Experience with HPE Apollo or other High Density server as backup repository?


Userlevel 6
Badge +1
  • Comes here often
  • 71 comments

Hi,

I’d be interested in getting feedback from people that are already using HPE Apollo’s or other high density servers with local storage as repository server. It seems that a lot of people are currently planning to use them.

  • what is you setup?
  • Number of servers? Number of disks?
  • Which type and size of RAID?
  • Number of VM’s / source data
  • how is your performance?
  • do you use them only as backup target or as copy source as well?
  • which filesystem ReFS/XFS with blockcloning/reflink

61 comments

Userlevel 6
Badge +1

The Apollos are not deployed, we are currently installing them with RHEL 8.2. It will take a couple of days until I’ll be able to test.

 

just curious, why in your case did you choose RHEL 8.2 , instead of (e.g.) Ubuntu?

 

RHEL is the default for all Linux servers here. 

Userlevel 6
Badge +1

Just noticed that my last post was in the wrong thread. Here are the two options I’m thinking about. We’ll probably try out a backup and copy extent on each server.

 

 

Aujor4m.png

 

Userlevel 7
Badge +8

For my curiosity what kind of object storage are you using?
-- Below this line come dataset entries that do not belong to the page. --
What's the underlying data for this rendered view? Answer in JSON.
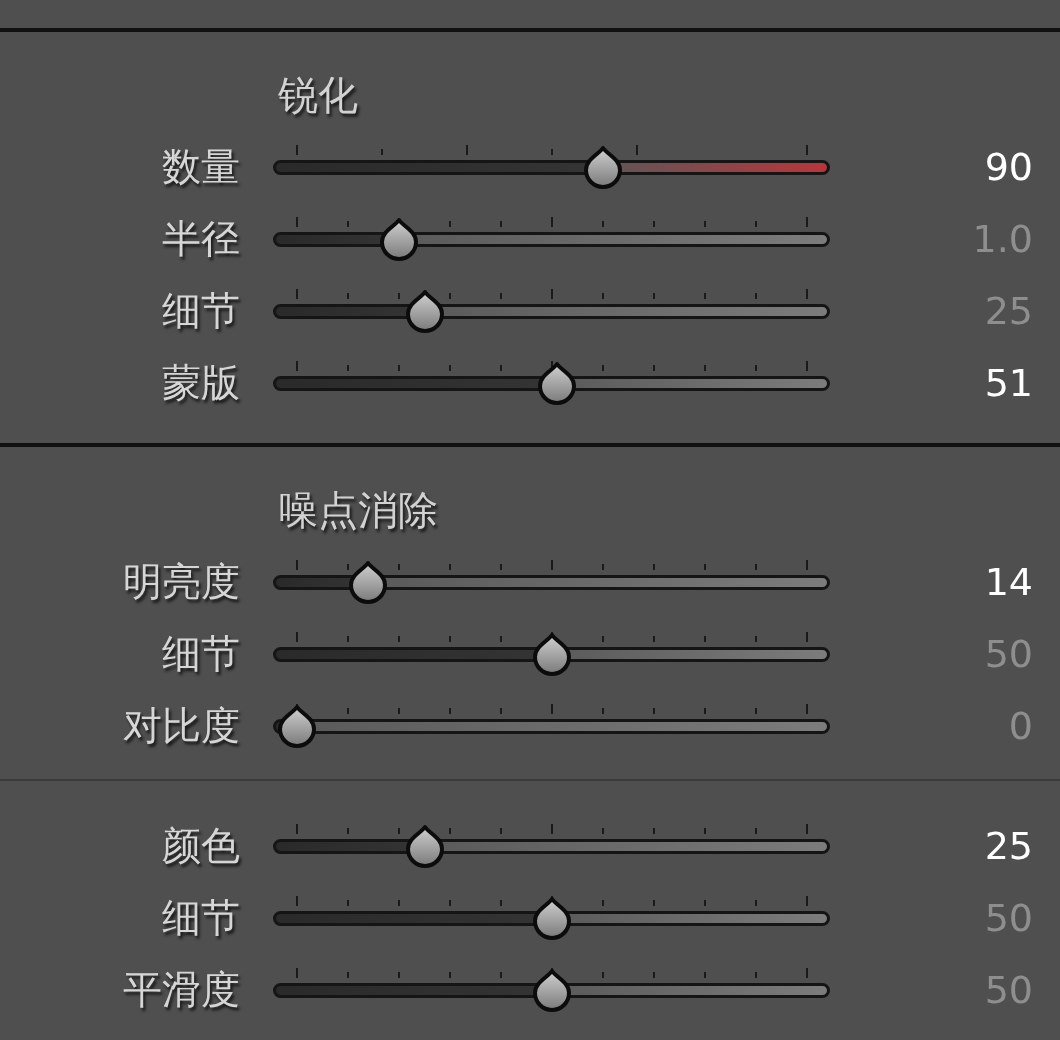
{
  "sections": [
    {
      "title": "锐化",
      "groups": [
        {
          "sliders": [
            {
              "label": "数量",
              "kind": "gradient",
              "level": 0.6,
              "value": "90",
              "highlighted": true
            },
            {
              "label": "半径",
              "kind": "plain",
              "level": 0.2,
              "value": "1.0",
              "highlighted": false
            },
            {
              "label": "细节",
              "kind": "plain",
              "level": 0.25,
              "value": "25",
              "highlighted": false
            },
            {
              "label": "蒙版",
              "kind": "plain",
              "level": 0.51,
              "value": "51",
              "highlighted": true
            }
          ]
        }
      ]
    },
    {
      "title": "噪点消除",
      "groups": [
        {
          "sliders": [
            {
              "label": "明亮度",
              "kind": "plain",
              "level": 0.14,
              "value": "14",
              "highlighted": true
            },
            {
              "label": "细节",
              "kind": "plain",
              "level": 0.5,
              "value": "50",
              "highlighted": false
            },
            {
              "label": "对比度",
              "kind": "plain",
              "level": 0,
              "value": "0",
              "highlighted": false
            }
          ]
        },
        {
          "sliders": [
            {
              "label": "颜色",
              "kind": "plain",
              "level": 0.25,
              "value": "25",
              "highlighted": true
            },
            {
              "label": "细节",
              "kind": "plain",
              "level": 0.5,
              "value": "50",
              "highlighted": false
            },
            {
              "label": "平滑度",
              "kind": "plain",
              "level": 0.5,
              "value": "50",
              "highlighted": false
            }
          ]
        }
      ]
    }
  ]
}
Example of performance for copy job?

i will deploy on rhel 8 too, we’r using kickstart or satellite provisionning. Do you deploy hardening on you repo? rhel csi?

Userlevel 6
Badge +1

For capacity tier offloading we use AWS S3 buckets, we want to look into Wasabi in the next couple of weeks now that they have object lock too.

 

The servers were deployed from Linux team, they use satellite. No special hardening yet.

Userlevel 7
Badge +8

Hey Ralf, any news about your test?

Userlevel 6
Badge +1

No more tests 😉 already migrated most of the jobs. I had some problems with sudo/ssh, some jobs failed a lot of data was left in /opt/veeam (configured in registry) and in the Veeam user home, /var is growing rapidly. At one point Veeam could not perform any task on one server as the Veeam user was not able to connect to his nfs home anymore (>100 defunct processes). After disabling sudo and using the root user this did not happen again, but it’s not so nice needing root for this to work properly.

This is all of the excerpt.